A man by the name of Elmer Plinger is the real person behind all of these song-poem singers, indeed in the documentary Off The Charts - the Song Poem Story Elmer himself admits as much. However I'm a little confused over his Buddy Raye persona. Was Elmer also a fiddle player and occasional vocalist from Texas who used the stage name Buddy Ray (note the missing ‘e’)?  Both men were producing music at the same time, and with so little information available about song-poem artists it’s easy to see how the mistake might be made, but Buddy Ray - to my ear at least - has a lighter, almost ethereal voice, quite unlike that of Buddy Raye; they sound like two completely different singers to me. If you fancy listening for yourself check out the wonderfully odd The Shooting of Governor Wallace – Jack, Bobby, Martin Luther Too at and see if you agree....or let me know if you don't!
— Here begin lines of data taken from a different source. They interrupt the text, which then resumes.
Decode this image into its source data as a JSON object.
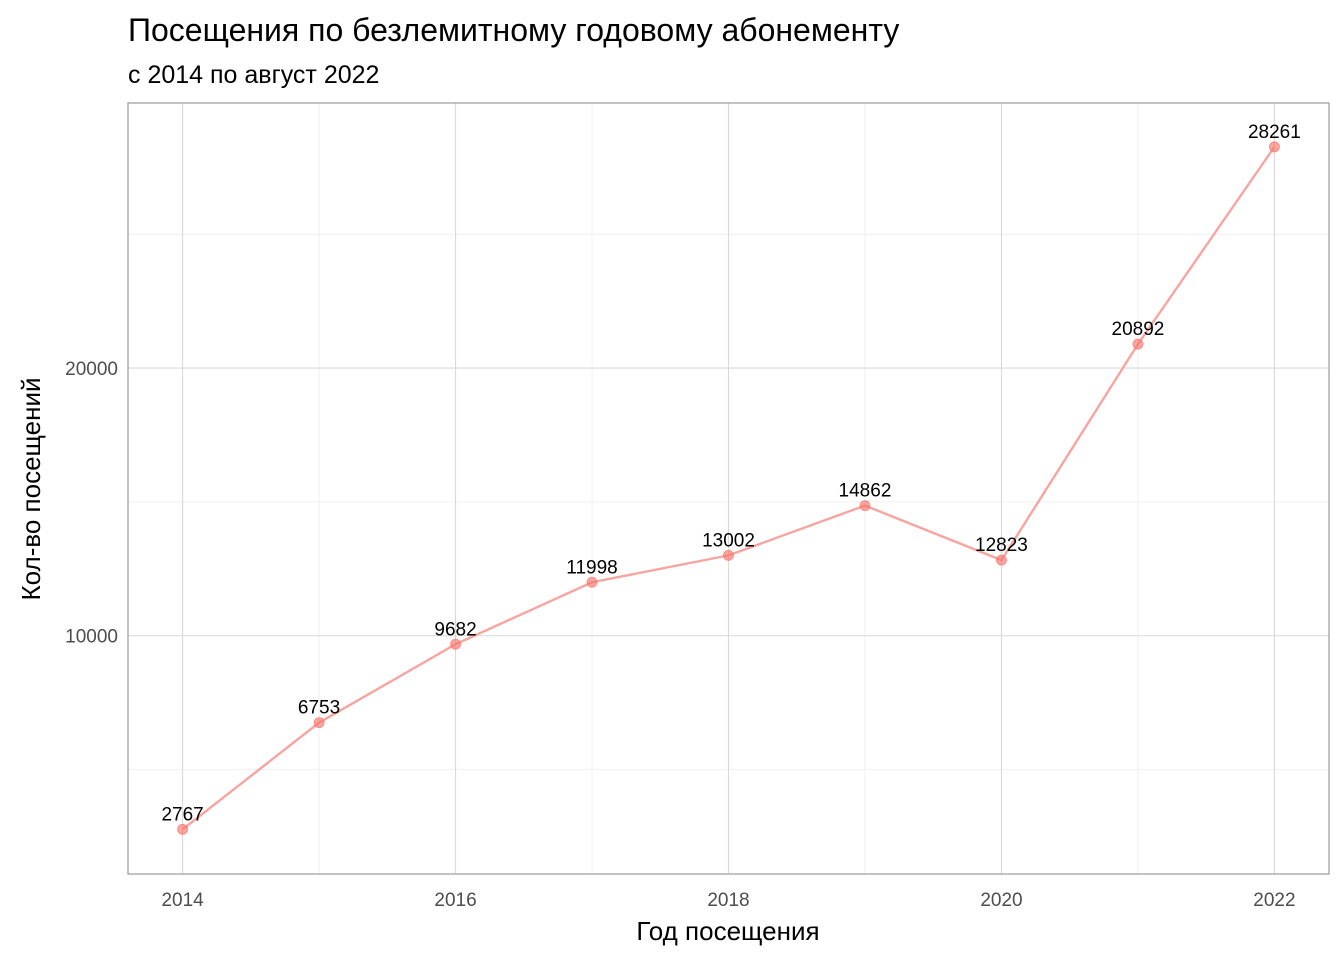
{
  "chart_data": {
    "type": "line",
    "title": "Посещения по безлемитному годовому абонементу",
    "subtitle": "с 2014 по август 2022",
    "xlabel": "Год посещения",
    "ylabel": "Кол-во посещений",
    "x": [
      2014,
      2015,
      2016,
      2017,
      2018,
      2019,
      2020,
      2021,
      2022
    ],
    "values": [
      2767,
      6753,
      9682,
      11998,
      13002,
      14862,
      12823,
      20892,
      28261
    ],
    "x_ticks": [
      "2014",
      "2016",
      "2018",
      "2020",
      "2022"
    ],
    "y_ticks": [
      "10000",
      "20000"
    ],
    "xlim": [
      2013.6,
      2022.4
    ],
    "ylim": [
      1100,
      29900
    ],
    "grid": true,
    "legend": "none",
    "line_color": "#f8a4a0",
    "point_color": "#f8766d"
  }
}
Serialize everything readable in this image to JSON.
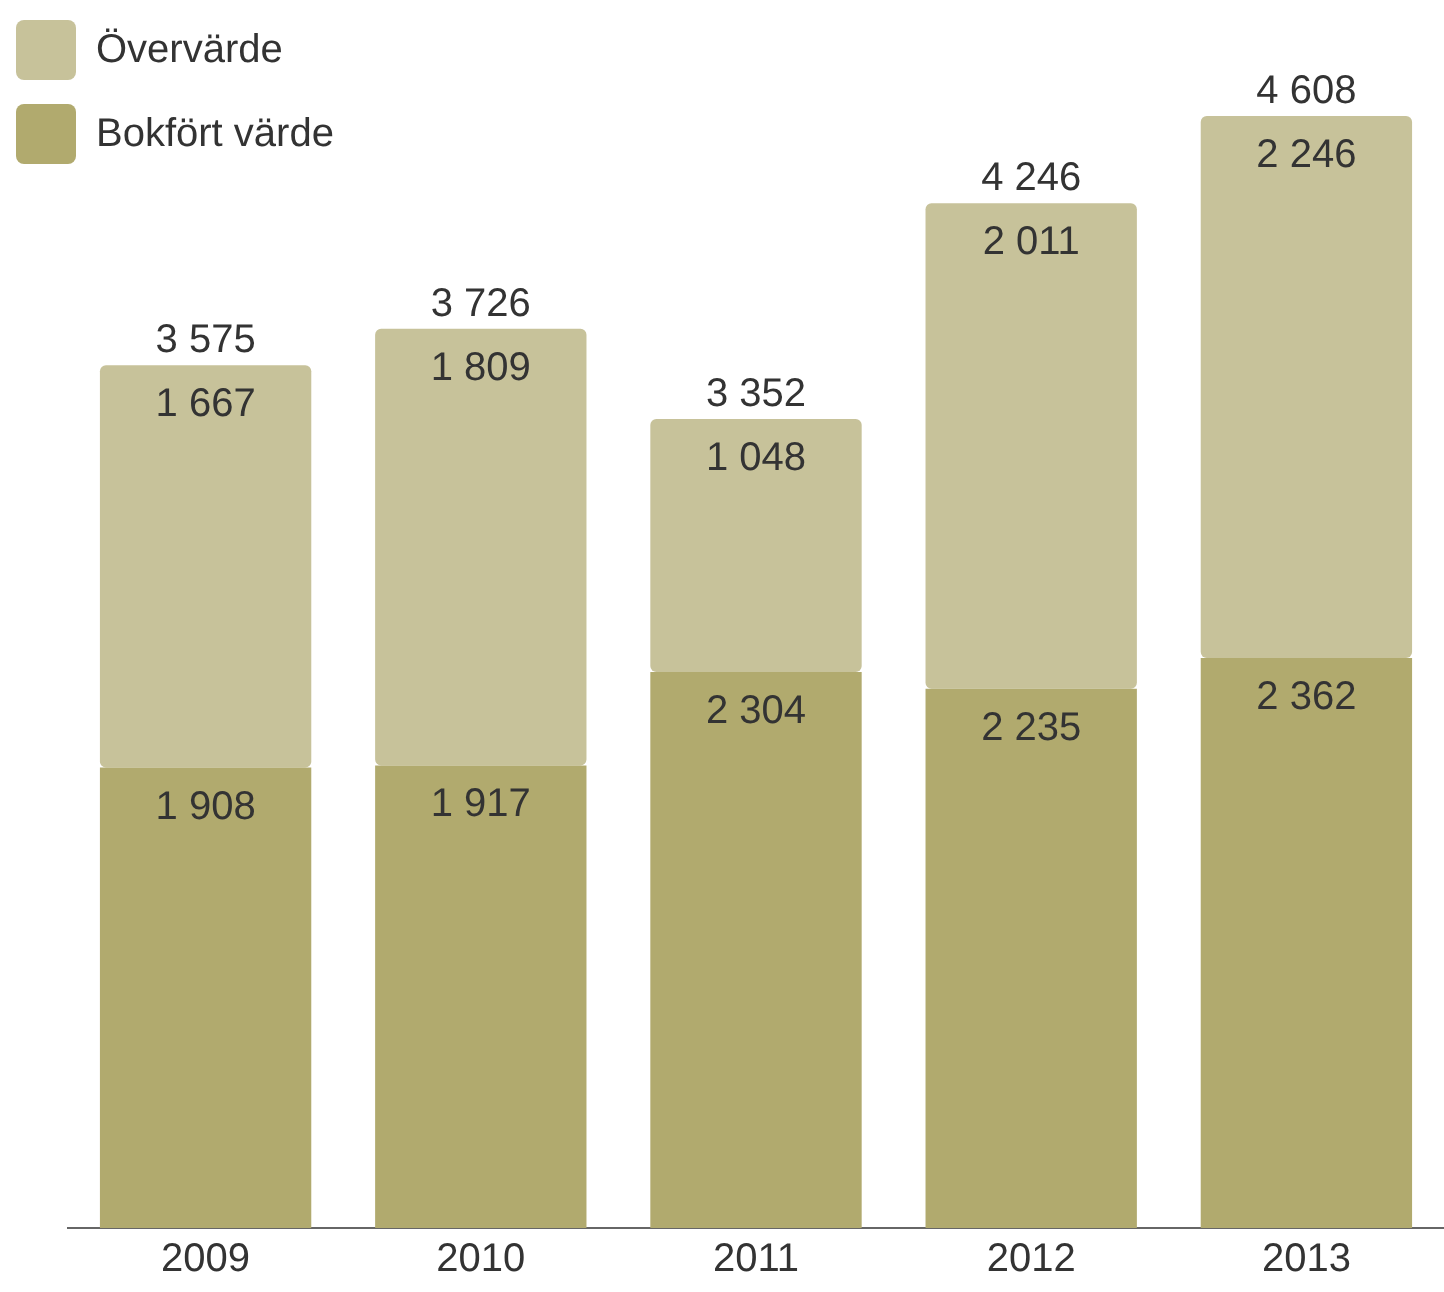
{
  "chart_data": {
    "type": "bar",
    "stacked": true,
    "categories": [
      "2009",
      "2010",
      "2011",
      "2012",
      "2013"
    ],
    "series": [
      {
        "name": "Bokfört värde",
        "color": "#b1aa6e",
        "values": [
          1908,
          1917,
          2304,
          2235,
          2362
        ],
        "value_labels": [
          "1 908",
          "1 917",
          "2 304",
          "2 235",
          "2 362"
        ]
      },
      {
        "name": "Övervärde",
        "color": "#c7c29a",
        "values": [
          1667,
          1809,
          1048,
          2011,
          2246
        ],
        "value_labels": [
          "1 667",
          "1 809",
          "1 048",
          "2 011",
          "2 246"
        ]
      }
    ],
    "totals": [
      "3 575",
      "3 726",
      "3 352",
      "4 246",
      "4 608"
    ],
    "legend": "top left",
    "grid": false,
    "tick_labels": "x"
  }
}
If anyone has any further information I'd love to hear from them. A while back I was contacted by a relative of Dick Castle's but she did not reply to the email I sent her. Hopefully she'll read this post and try and contact me again. But for now enjoy The Not Impossible Waltz on the Moon and From Slavery to Freedom from the MSR Singers.

1 comment:

  1. AT least the first tune is within 2 minutes; the second one is truly dire. I initially thought it was some racist sludge, but eventually it dawned on me (I hadn't seen the title) that it was a moving paean to the anti-slavery movement.